Panelists Discuss Building Business at Design:Chicago
Industry leaders visited Northwestern for the tenth annual event on April 6
For several years, TJ Scimone made his biannual trek to Guangzhou, China for the country’s largest import and export fair. He visited each of the 60,000 vendor booths, hoping to find the next big product to bring back to the United States. His finds included miniature, collectible dinosaur toys, tins of mints, and colorful cotton candy that popped in his mouth before turning into gum.
“It was a lot of crap,” said Scimone, founder and CEO of Slice, a company that designs and engineers ceramic blades. “Some of it made a lot of money, but it wasn’t rewarding.”
Scimone shared his career mistakes and breakthroughs on Wednesday, April 6 at the tenth annual Design:Chicago seminar. Focusing on the theme of “Building Business with Design,” the event brought together the Northwestern community, public, and top designers and executives. Other panelists included Paul Rowan, cofounder and vice president of inspiration at Umbra, and Martin Broen, vice president of global product design and design innovation at PepsiCo.
To break his unfulfilling cycle of searching for the “perfect” product in China, Scimone realized that he was following the “wrong recipe.” Instead of selling valueless products that were designed and patented by other people, he turned to a product that he had developed years earlier: a simple box cutter with a safe ceramic blade.
“In order to enter a crowded market,” he said, “we knew we had to innovate with design.”
Scimone and his team reimagined everyday products, including scissors, tweezers, and his popular box cutter. Now more than half of Fortune 1000 companies uses his ceramic-blade box cutters as a safer alternative to metal blades. Not only did Scimone find his niche in selling business-to-business, but he found personal satisfaction. Inspired by his autistic son, Scimone donates one percent of Slice’s profits to autism research.

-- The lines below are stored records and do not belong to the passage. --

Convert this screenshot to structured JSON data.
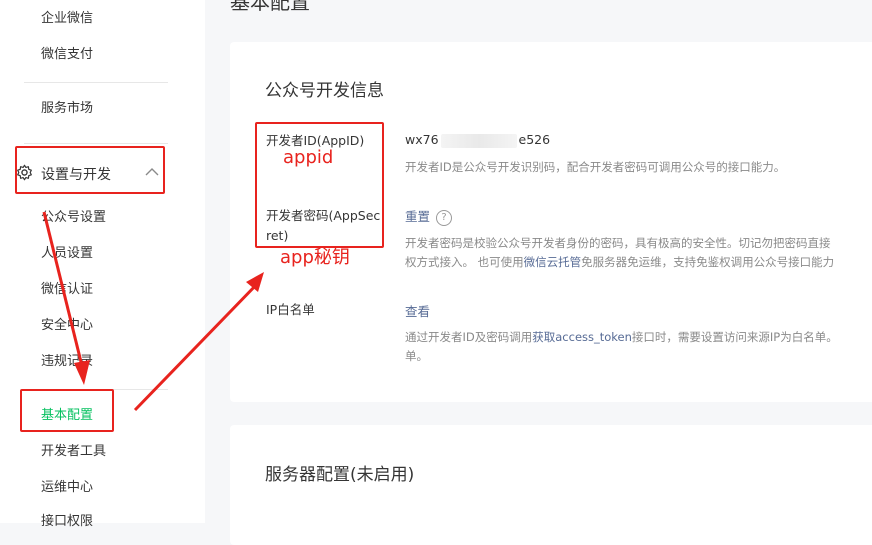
{
  "sidebar": {
    "items_top": [
      {
        "label": "企业微信"
      },
      {
        "label": "微信支付"
      },
      {
        "label": "服务市场"
      }
    ],
    "group": {
      "label": "设置与开发",
      "icon": "gear-icon"
    },
    "group_items": [
      {
        "label": "公众号设置"
      },
      {
        "label": "人员设置"
      },
      {
        "label": "微信认证"
      },
      {
        "label": "安全中心"
      },
      {
        "label": "违规记录"
      }
    ],
    "active_item": {
      "label": "基本配置"
    },
    "items_bottom": [
      {
        "label": "开发者工具"
      },
      {
        "label": "运维中心"
      },
      {
        "label": "接口权限"
      }
    ]
  },
  "main": {
    "page_title": "基本配置",
    "dev_info": {
      "title": "公众号开发信息",
      "appid": {
        "label": "开发者ID(AppID)",
        "value_prefix": "wx76",
        "value_suffix": "e526",
        "desc": "开发者ID是公众号开发识别码，配合开发者密码可调用公众号的接口能力。"
      },
      "appsecret": {
        "label_line1": "开发者密码(AppSec",
        "label_line2": "ret)",
        "action": "重置",
        "help": "?",
        "desc_line1": "开发者密码是校验公众号开发者身份的密码，具有极高的安全性。切记勿把密码直接",
        "desc_line2_a": "权方式接入。 也可使用",
        "desc_line2_link": "微信云托管",
        "desc_line2_b": "免服务器免运维，支持免鉴权调用公众号接口能力"
      },
      "ip_whitelist": {
        "label": "IP白名单",
        "action": "查看",
        "desc_line1_a": "通过开发者ID及密码调用",
        "desc_line1_link": "获取access_token",
        "desc_line1_b": "接口时，需要设置访问来源IP为白名单。",
        "desc_line2": "单。"
      }
    },
    "server_config": {
      "title": "服务器配置(未启用)"
    }
  },
  "annotations": {
    "appid": "appid",
    "appsecret": "app秘钥",
    "color": "#e8231e"
  }
}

“Design is more than a product,” Scimone said. “It’s more than something you make. It’s something that can affect someone’s life. It’s not about things; it’s about people.”
After 30 successful years in home décor, Rowan’s company Umbra introduced Umbra Shift, an expansion of the company focused on contemporary influences in the design community. Rowan shared how Umbra used design thinking when planning, creating, launching, and advertising the new collection.
“We had a vision but didn’t realize how important brand was,” he said. “Products come and go, but brand is what makes us sustainable.”
Rowan said his team developed Umbra Shift’s brand by pinpointing its strengths and establishing a clear point of view. They created and rallied around a shared belief that extended to designers and vendors. The belief included key words (original, affordable, innovative, casual, and modern), which were repeated and discussed at every meeting.
“It’s not an accident that you end up with great design,” Rowan said. “It’s a strategy, a plan, and it takes really hard work.”
PepsiCo’s Broen faced a different challenge. Instead of building his own company, he was tasked with converting a big, well-established company to design thinking. Instead of focusing on products, Broen’s team reimagined the Pepsi experience.
“It’s always about people; that is the key,” Broen said. “It’s not about selling products anymore. It’s about selling experiences. People buy meaningful experiences.”
Broen’s team redesigned the common soda fountain to introduce Pepsi Spire, the first digital soda fountain that allows customers to personalize their drink by mixing flavors and adding flavor shots. Last month, comedian Jay Pharoah appeared on a Pepsi Spire digital touchscreen to surprise guests in Times Square.
“He interacted with the consumers in real time,” Broen said. “That creates a really meaningful experience.”
The seminar wrapped up with questions from the audience. Greg Holderfield, co-director of the Segal Design Institute, asked each presenter to give advice to students and aspiring designers in the room.
“Never blame your client,” Broen said. “It’s always your fault. Figure out why something went wrong and create a strategy to solve it.”
“Break down silos between the business side and the design side,” Rowan said.
“Don’t ever give up no matter how bad it seems or how much you fail,” Scimone said. “All of that is irrelevant.”